A fluidez e o vigor das pinceladas de Delacroix dão à sua odalisca uma vivacidade tangível. Embora claramente formada de tinta sobre tela, ela parece viva, suspirando e arqueando-se e ruborizando, como se pega em um fugaz momento. Tal energia vital só havia sido alcançada, antes, no barroco de Rubens e, decerto, esteve ausente durante toda a sobriedade neoclássica.

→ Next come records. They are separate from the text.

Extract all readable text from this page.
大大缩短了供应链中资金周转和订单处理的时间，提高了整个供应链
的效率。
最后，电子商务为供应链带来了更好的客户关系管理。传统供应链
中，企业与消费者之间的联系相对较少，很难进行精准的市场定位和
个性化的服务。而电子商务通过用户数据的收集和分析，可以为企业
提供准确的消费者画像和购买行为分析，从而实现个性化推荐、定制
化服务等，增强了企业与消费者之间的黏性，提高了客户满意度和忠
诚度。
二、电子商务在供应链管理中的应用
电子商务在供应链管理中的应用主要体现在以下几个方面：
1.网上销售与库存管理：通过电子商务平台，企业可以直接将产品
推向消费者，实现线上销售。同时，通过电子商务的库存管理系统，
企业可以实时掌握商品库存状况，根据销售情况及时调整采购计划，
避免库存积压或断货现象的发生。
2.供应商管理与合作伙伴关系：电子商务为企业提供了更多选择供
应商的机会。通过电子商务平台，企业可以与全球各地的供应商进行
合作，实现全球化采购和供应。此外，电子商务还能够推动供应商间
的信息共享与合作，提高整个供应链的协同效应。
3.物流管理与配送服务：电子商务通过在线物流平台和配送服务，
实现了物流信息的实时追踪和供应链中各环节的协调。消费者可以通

É difícil e generalizador tentar compor uma linha reta que ligue os coloristas e os linearistas com correntes separadas da arte moderna dos séculos futuros, talvez por que eles mesmos apresentassem áreas de convergência. Mas alguns aspectos são ponto-pacifico. A questão do momento fugaz, das pinceladas ágeis e da cor como instrumento base para a composição poderiam tão facilmente descrever os coloristas do século XVIII quanto os impressionistas do XIX. Mas a questão da observação da realidade pregada pelos linearistas também compõe parte integral da experiência impressionista, mesmo que nos primeiros ela se dê através da racionalização e, nos últimos, da sensação quase pura. De modo geral, o aspecto plástico das pinturas dos 1800s seguiu a linhagem de Delacroix, com grande importância dada à cor e à pincelada. Fantin-Latour pintou, em 1864, um quadro denominado Homenagem a Delacroix, em que apresenta figuras como Manet e Whistler, além dele próprio, agrupados em torno de um retrato do mestre colorista. Mas, ao contrário do que se possa pensar dada a referência confessa de Fantin-Latour, sua obra, principalmente suas naturezas-mortas, é bastante academicista e pautada no desenho. Da mesma forma, o realismo de Manet é diametralmente oposto à imaginação de Delacroix. Talvez a ligação mais direta entre os românticos do começo do século e os artistas posteriores sejam os Simbolistas, como Gustave Moreau – tanto em soluções plásticas quanto na temática onírica.
REFERÊNCIAS
GOMBRICH, E. H. A História da Arte. Rio de Janeiro: LTC, 1999.
BECKETT, W. História da Pintura. São Paulo: Martins Fontes, 1994.
JANSON, H. W; JANSON, A. F. Iniciação à História da Arte. São Paulo: Ática, 1996.
ARGAN G. C. A Arte Moderna na Europa. São Paulo: Cia das Letras, 2010.
CROW, T. E. Painters and Public Life in Eighteenth-century Paris. Yale University Press, 1985.